また、昨季活躍のチャンスに恵まれた石井一選手や太田選手、渡邉選手といった若手内野手は、今季のブレイクが期待される。平沼選手なども含めた中から、田中賢選手や中島卓選手を脅かす存在が現れれば、チーム力が格段に上がることは間違いない。

中田選手やレアード選手といった長距離砲たちもうかうかしていられない。ドラフト1位の清宮選手は離脱したが、今井選手、横尾選手などポジションを狙う選手は数多い。DHの枠も含め、新外国人のアルシア選手を巻き込んでの熾烈なレギュラー争いとなりそうだ。

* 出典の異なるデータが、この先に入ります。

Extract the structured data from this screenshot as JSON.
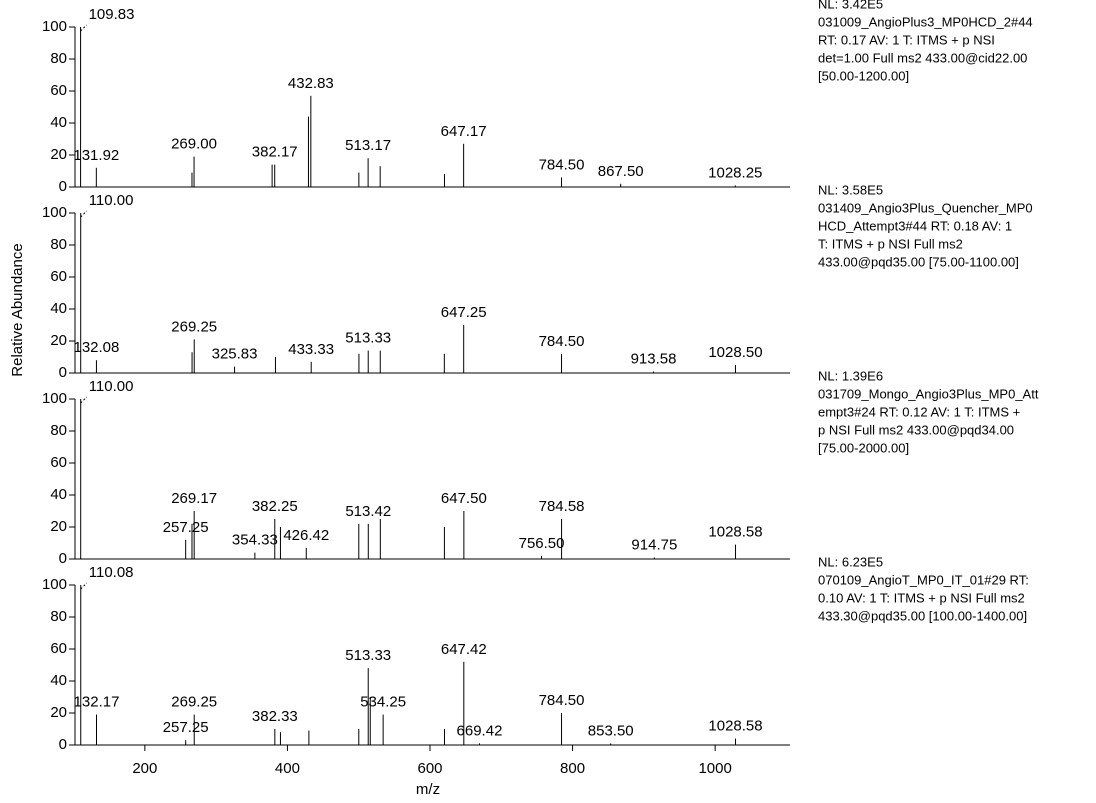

さらに今季は、3人の新外国人投手がやってきた。マルティネス投手、ロドリゲス投手は、ともにオープン戦では調子の波が見られたが、ポテンシャルは確かなもの。守護神を任されそうなトンキン投手も、オープン戦を無失点で終えており、大いに期待が持てる。

大谷選手(現・エンゼルス)、増井投手(現・オリックス)、マーティン投手(現・レンジャース)と主力選手の移籍が相次いだ昨オフ。思い起こすのは、ダルビッシュ投手(現・カブス)が海を渡り、その大きな存在を欠いた中で迎えた2012年シーズンだろう。

大エースがいなくなったシーズン、吉川光投手(現・巨人)の台頭などもあり、チームは3年ぶりのリーグ優勝を果たした。若手、ベテラン問わず激しいチーム内競争が繰り広げられるであろう今季の北海道日本ハム。一時代が終わり、新たな船出を迎えた「ファイター」たちの戦いに注目していきたい。